Load any website in a web browser. If you succeed, then name resolution probably works.

Try using resolvectl status and, for example, resolvectl query fedoraproject.org, to see how they work and sanity-check their output.

Users who use multiple VPNs at the same time are encouraged to test DNS in a multiple VPN scenario, to ensure that DNS requests are sent to the expected DNS server.

User Experience

See the Benefit to Fedora section, above, for direct benefits to users who use multiple VPNs at the same time.

Users will be able to use the resolvectl tool and the functionality it provides.

/etc/resolv.conf will now be managed by systemd rather than by NetworkManager. As before, this file must not be modified directly when it is managed.

Dependencies

In Fedora, /etc/nsswitch.conf is managed by authselect. By default, authselect uses the sssd profile to generate configuration compatible with sssd. In this mode of operation, it does not modify the hosts line in /etc/nsswitch.conf. This is also true if using the winbind profile instead of the sssd profile. However, authselect's minimal and nis profiles do modify the hosts line. These authselect profiles must be updated to enable nss-resolved. If you are using authselect in one of these modes, it will not be possible to cleanly disable systemd-resolved because the hosts line in /etc/nsswitch.conf will be clobbered whenever 'authselect apply-changes' is run. If you wish to disable systemd-resolved and you are using authselect in one of these modes, then you should stop using authselect. This is not expected to cause many problems because virtually all Fedora users will be using the default sssd profile.

We do not need to directly make any changes to the /etc/nsswitch.conf shipped by glibc. Changes will be applied in the systemd-libs %post scriptlet.

Contingency Plan

The contingency plan, in the unlikely event of unexpected problems, is simply to revert any changes and not enable systemd-resolved.

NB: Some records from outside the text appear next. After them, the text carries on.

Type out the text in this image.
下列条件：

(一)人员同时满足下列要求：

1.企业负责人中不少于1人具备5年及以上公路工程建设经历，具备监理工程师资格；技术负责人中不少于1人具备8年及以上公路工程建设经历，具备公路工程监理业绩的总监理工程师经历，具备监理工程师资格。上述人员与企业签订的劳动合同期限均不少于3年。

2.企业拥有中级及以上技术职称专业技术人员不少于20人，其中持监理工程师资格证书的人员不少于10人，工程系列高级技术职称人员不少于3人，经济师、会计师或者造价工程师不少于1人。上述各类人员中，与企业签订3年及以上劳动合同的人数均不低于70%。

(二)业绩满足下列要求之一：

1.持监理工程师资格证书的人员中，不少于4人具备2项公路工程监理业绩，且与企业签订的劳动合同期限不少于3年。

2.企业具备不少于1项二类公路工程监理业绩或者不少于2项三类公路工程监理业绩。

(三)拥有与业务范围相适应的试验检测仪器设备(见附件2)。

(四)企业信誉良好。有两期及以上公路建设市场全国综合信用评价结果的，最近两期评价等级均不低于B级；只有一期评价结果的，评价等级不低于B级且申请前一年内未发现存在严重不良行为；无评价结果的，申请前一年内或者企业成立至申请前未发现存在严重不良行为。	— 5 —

  • Contingency deadline: beta freeze
  • Blocks release? No
  • Blocks product? No

Documentation

Release Notes

systemd-resolved is now enabled by default. systemd-resolved provides a system-level DNS cache that can substantially improve performance for applications that do not cache their own DNS results, allows correct handling of split DNS scenarios such as when multiple VPNs are in use, and will allow Fedora to enable DNS over TLS in the future. /etc/resolv.conf will now be managed by systemd-resolved rather than by NetworkManager. /etc/resolv.conf will no longer be read when performing name resolution using glibc; however, it is still provided for compatibility with applications that manually read this file to perform name resolution. Writing to /etc/resolv.conf will no longer work as expected.